めっちゃ綺麗だった…しかも、なんだか緊張してる?

赤茶のセーターに、薄手のタイツ、首には銀色のネックレス…。


ヒロ(気まずそうに手を差し出しながら):

「す、すみません、先輩!大丈夫ですか?」


スッ…


サツキ(恥ずかしそうに):

「ありがとう…」

彼女は私の手を取った。でも…じっと見つめてくる。


その真剣で戸惑ったような視線は…何なんだろう?


ヒロ(落ち着かずに):

「せ、先輩?何か変ですか…?」


サツキ(驚いたように):

「ヒロくん…その服…その帽子…」


ピタッ!


ヒロ(落ち着いた様子でシャツを引っ張って):

「ああ?これ、いつもの私服ですよ。ずっとこういうの着てますから。」


実はこのシャツ、前より体にフィットしてる。

少し成長したからかもしれないな。


サツキ(目を逸らして):

「そ、そう…」


モジモジ…


えっ…?なんでそんな複雑そうな顔してるんだろう?


サツキ(気まずそうに):

「で、でも一番大事なのは…なんでここにいるの?」


ヒロ(笑顔で):

「ちょっと買い物に出かけてただけですよ。」


サツキ(無理に平然を装って):

「…勉強はちゃんとしてるの?」


まだ頬が赤い。真面目な先輩モードを保とうとしてる。


ヒロ(誇らしげに):

「もちろん!昨日の夜も遅くまで勉強してました。

でも参考書が足りなくて、今日は図書館に探しに来たんです。
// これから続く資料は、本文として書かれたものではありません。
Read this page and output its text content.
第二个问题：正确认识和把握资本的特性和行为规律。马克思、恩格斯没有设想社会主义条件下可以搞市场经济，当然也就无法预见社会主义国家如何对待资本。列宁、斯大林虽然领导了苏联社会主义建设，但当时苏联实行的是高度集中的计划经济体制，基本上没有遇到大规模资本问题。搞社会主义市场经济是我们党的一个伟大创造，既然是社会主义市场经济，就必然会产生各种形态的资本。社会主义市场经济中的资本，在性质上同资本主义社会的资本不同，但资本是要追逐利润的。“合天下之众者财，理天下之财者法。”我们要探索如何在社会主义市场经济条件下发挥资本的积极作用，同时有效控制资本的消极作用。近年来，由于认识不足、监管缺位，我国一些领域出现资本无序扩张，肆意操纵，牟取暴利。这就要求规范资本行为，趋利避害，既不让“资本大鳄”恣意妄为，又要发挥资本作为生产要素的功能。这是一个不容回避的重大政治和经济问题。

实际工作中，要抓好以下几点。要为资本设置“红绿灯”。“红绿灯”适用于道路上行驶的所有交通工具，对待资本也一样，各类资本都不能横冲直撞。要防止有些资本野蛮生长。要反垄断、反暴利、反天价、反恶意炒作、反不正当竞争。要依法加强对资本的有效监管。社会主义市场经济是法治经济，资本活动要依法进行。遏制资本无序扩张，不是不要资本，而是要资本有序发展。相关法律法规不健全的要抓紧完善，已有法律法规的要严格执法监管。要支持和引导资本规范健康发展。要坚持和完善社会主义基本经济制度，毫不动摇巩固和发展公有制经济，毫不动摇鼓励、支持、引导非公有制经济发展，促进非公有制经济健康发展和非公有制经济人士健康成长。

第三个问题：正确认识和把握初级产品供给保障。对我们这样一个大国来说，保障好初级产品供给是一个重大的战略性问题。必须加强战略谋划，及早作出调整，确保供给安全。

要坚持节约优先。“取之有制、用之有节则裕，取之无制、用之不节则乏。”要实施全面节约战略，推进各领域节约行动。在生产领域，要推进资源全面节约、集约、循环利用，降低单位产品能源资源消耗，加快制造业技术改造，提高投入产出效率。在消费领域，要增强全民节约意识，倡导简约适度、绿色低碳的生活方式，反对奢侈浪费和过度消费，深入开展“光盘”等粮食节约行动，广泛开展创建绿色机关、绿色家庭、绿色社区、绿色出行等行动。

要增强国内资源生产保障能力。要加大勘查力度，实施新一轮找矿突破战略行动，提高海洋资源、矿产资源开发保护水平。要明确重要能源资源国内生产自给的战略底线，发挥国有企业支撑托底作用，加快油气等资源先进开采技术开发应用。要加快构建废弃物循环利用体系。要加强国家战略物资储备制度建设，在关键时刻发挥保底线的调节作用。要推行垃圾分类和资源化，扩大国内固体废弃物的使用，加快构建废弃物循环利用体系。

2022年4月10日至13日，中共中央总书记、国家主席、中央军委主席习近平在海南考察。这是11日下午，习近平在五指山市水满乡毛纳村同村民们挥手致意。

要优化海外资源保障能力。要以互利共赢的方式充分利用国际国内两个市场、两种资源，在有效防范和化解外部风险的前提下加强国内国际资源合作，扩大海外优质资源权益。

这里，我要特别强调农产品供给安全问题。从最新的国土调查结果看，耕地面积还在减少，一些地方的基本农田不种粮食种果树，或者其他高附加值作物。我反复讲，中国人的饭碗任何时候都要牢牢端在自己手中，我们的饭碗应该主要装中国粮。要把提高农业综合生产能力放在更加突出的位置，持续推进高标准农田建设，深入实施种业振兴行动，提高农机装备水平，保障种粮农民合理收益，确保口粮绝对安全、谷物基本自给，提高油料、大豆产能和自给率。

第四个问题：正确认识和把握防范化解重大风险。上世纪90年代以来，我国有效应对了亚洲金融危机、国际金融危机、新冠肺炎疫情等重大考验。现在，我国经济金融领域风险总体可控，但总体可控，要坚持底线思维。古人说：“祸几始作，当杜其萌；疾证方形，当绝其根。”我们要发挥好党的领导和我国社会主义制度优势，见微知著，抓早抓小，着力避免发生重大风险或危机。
」


昨日はほんと疲れたな…寝たのは1時くらい?

普段は0時前に寝るけど、土曜日だったし頑張った!


サツキ(腕を組んで):

「そ、そう…ちゃんと頑張りなさいよ。」


先輩は本当に頼れる人だな。勉強面では特に…


サツキ(内心、顔が引きつったまま):

「ヒロくん…だ、誰がこんなゴス服着せたの!?全然似合ってないし!

もっと可愛いふわふわ系の服の方が絶対似合うのに!

私が選んであげたいくらい!」


ギリッ…


ヒロ(興味深そうに):

「先輩こそ、今日は何しにここに?」


サツキ(目を逸らして):

「べ、別に…ただ本を買いに来ただけ…あと、ちょっと気分転換に…」


ふーん、意外だな。先輩が一人で出歩くなんて。


サツキ(突然):

「べ、別にヒロくんに会うために外出したわけじゃないんだからね!」


プイッ!


ヒロ(笑いをこらえて):

「偶然ですね、先輩。僕も本を探しに来たんですよ。

一緒に行きませんか?」


サツキ(内心大爆発):

「き、きゃあああああっ!?

デ、デート!?これはデートじゃないの!?ヒィィィィィ!」


ドキドキドキドキ…!!


サツキ(そっけなく):

「べ、別に…他に図書館がないから…い、行ってあげるだけよ。」


…うん、3つはあったけどね。

でも…なんか、嬉しいかも。


...


..


.


【図書館 — 朝】


僕たちは一緒に近くの図書館まで歩いて来て、今はそれぞれ違うセクションで本を探している。


僕はゴシック文学、哲学、歴史のコーナーにいる。

サツキ先輩は隣のセクション——たしか、漫画、料理、小説だったかな。


あんなに真面目で規律正しい先輩が…?

ロマンスや漫画が好きなんて、ちょっと意外だ。

いや、でも今はそれよりも——


僕が探しているのは、特定の哲学書。

記憶が正しければ……この辺りにあるはず。


ヒロ「…あった!」


——でも、もちろん。

棚の一番上だ。


(くっ…!)

つま先立ちになって、腕をめいっぱい伸ばすけど——


ヒロ「んんっ…!」


全然届かない。

(ちくしょう…)


その時——

ス…ッ

ヒュウウ…


僕の手のすぐ横に、すっと現れる別の手。

それは、難なくその本を取った。


ヒロ(素早く振り返る)「あっ…! き、君は…!」


やっぱり。間違いない。


あの仮面の男だ。


ゴォン…


アナジェの仮面をくれたあの人。

突然現れて、"氷の地獄"について謎めいた言葉を話し、

その後、死神のタロットカードを渡してきた男。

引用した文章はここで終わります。